BC, Riga , 27.11.2020.Print version
Latvia is open to further discussions on the Baltic states' power trade with third countries, its Ministry of Economics says. It says the new methodology agreed with Lithuania and Estonia is already working and is effective, adding that Russian certificates guarantee that electricity is not produced in Belarus, informed LETA/BNS.

The ministry reminded that the transmission system operators of all three Baltic states, in co-operation with the Baltic ministries responsible for energy and with the substantial support and participation of the European Commission, developed a common "compromise methodology" for electricity trade with third countries after the Astravyets NPP becomes operational.

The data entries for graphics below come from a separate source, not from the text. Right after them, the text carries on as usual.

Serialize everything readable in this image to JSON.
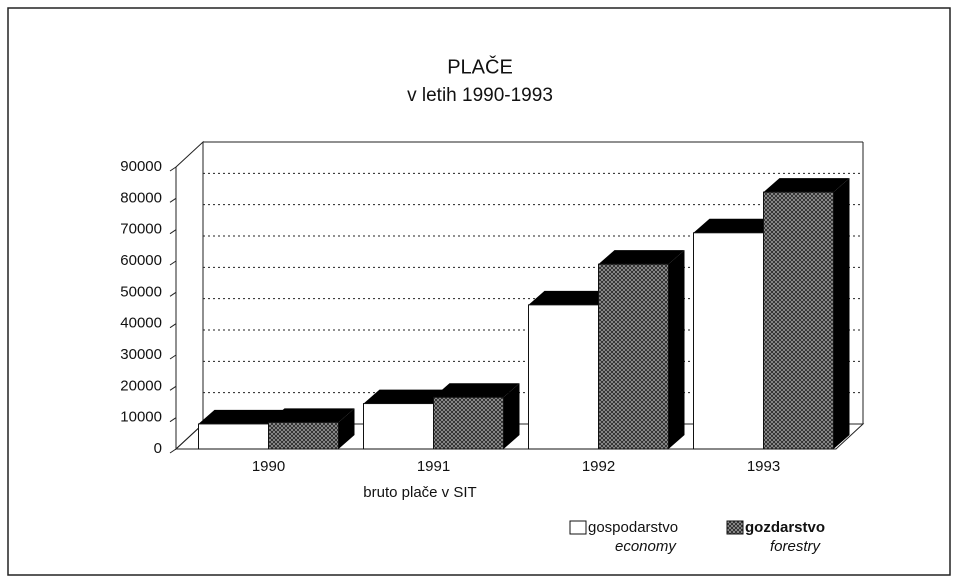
{
  "chart_data": {
    "type": "bar3d",
    "title": "PLAČE",
    "subtitle": "v letih 1990-1993",
    "x_label": "bruto plače v SIT",
    "categories": [
      "1990",
      "1991",
      "1992",
      "1993"
    ],
    "series": [
      {
        "name": "gospodarstvo",
        "name_en": "economy",
        "color": "#ffffff",
        "values": [
          8000,
          14500,
          46000,
          69000
        ]
      },
      {
        "name": "gozdarstvo",
        "name_en": "forestry",
        "color": "#9a9a9a",
        "values": [
          8500,
          16500,
          59000,
          82000
        ]
      }
    ],
    "ylim": [
      0,
      90000
    ],
    "yticks": [
      0,
      10000,
      20000,
      30000,
      40000,
      50000,
      60000,
      70000,
      80000,
      90000
    ],
    "grid": true
  }
}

"In this process, we have consistently followed all the decisions and principles that the Baltic states jointly agreed upon as a result of one and a half years of negotiations. But we are still ready to continue the discussions in a constructive manner," Liga Rozentale, a deputy director of the Latvian Ministry of Economics' Energy Market and Infrastructure Department, told. 

In her words, Latvia introduced power origin certificates or guarantees as soon as it started power trade with Russia. 

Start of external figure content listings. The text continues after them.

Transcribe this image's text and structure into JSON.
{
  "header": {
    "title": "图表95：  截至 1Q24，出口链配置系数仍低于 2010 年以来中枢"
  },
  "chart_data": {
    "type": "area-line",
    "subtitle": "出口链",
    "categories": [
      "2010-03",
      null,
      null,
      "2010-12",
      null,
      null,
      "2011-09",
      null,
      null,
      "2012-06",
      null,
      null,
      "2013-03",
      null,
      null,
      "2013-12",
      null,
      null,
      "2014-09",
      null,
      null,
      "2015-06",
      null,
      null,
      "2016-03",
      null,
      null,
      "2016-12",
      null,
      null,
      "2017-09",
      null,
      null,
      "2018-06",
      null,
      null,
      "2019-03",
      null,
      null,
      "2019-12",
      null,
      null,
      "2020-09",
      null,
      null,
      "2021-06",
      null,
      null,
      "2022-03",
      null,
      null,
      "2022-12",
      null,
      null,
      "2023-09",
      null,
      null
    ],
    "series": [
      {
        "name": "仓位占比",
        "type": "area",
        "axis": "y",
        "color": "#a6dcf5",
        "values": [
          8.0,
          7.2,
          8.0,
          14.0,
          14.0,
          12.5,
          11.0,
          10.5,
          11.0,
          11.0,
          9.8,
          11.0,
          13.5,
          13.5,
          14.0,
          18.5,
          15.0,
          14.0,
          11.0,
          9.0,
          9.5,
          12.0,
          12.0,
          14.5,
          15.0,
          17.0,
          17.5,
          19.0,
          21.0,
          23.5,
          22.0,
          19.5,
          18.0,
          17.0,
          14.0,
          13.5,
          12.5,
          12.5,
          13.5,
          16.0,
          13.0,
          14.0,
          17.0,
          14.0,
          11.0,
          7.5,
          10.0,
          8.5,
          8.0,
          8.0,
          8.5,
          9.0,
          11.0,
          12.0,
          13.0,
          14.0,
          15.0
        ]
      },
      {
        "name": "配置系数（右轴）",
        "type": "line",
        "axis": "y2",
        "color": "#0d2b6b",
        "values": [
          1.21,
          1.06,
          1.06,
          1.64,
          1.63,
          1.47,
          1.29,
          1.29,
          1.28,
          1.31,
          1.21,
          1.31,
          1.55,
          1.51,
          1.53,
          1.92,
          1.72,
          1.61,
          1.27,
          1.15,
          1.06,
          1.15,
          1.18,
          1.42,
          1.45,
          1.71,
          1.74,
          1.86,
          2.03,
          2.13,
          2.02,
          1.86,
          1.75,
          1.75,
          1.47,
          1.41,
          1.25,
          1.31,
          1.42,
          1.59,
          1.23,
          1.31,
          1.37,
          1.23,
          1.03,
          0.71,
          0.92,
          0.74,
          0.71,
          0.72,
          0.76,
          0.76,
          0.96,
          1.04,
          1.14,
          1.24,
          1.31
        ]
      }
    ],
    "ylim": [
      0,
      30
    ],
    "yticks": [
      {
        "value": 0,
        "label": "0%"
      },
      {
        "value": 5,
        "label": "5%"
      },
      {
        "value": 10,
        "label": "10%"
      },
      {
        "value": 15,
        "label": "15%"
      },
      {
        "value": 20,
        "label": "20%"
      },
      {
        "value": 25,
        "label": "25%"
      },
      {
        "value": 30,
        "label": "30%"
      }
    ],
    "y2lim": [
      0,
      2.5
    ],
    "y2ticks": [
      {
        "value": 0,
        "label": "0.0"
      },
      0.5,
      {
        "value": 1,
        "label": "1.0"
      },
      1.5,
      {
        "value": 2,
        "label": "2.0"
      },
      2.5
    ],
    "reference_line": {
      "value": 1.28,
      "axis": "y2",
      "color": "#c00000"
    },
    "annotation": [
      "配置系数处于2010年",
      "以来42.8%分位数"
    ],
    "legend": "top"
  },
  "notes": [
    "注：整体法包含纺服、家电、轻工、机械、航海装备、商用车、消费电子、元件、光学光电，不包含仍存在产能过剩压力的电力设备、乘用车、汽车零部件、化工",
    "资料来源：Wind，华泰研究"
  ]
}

"The Russian authorities provide a certificate that confirms that the electricity imported from Russia is produced in Russia. This mechanism is also provisioned in our national legislation that was approved by the Cabinet of Ministers at the beginning of November," Rozentale said.

Latvia and Estonia are not holding negotiations on a new bilateral methodology, she said.

"We are already now applying a well-functioning methodology that was initially agreed by all three Baltic states. This allows us to maintain status quo in trade with third countries up to 2025. There are no additional discussions on other methodologies," Rozentale said.

Lithuania, which is not trading in Astravyets power, has not endorsed the trilateral methodology yet as the methodology has come under criticism from the country's market watchdog, the winner of the recent parliament election, the Homeland Union – Lithuanian Christian Democrats, as well as their candidate for energy minister Dainius Kreivys.

They claim that physical electricity that enters Lithuania from Belarus is being traded in Latvia, therefore, Lithuanian consumers also pay for it.

Outgoing Lithuanian Foreign Minister Linas Linkevicius has recently asked his Latvian counterpart to continue discussion on power trade.

Lithuania's National Energy Regulatory Council said earlier this month it would not approve the new methodology as it did not prevent electricity from Astravyets from entering the Lithuanian market. Moreover, it's pushing up power flow from Russia to the Baltic states.

To implement the so-called "anti-Astravyets" law, Lithuania immediately suspended power trade with Belarus after the latter launched its Astravyets nuclear power plant on November 3, although physical power flows continue to go via their joint line. Latvia started power trade with Russian on November 5.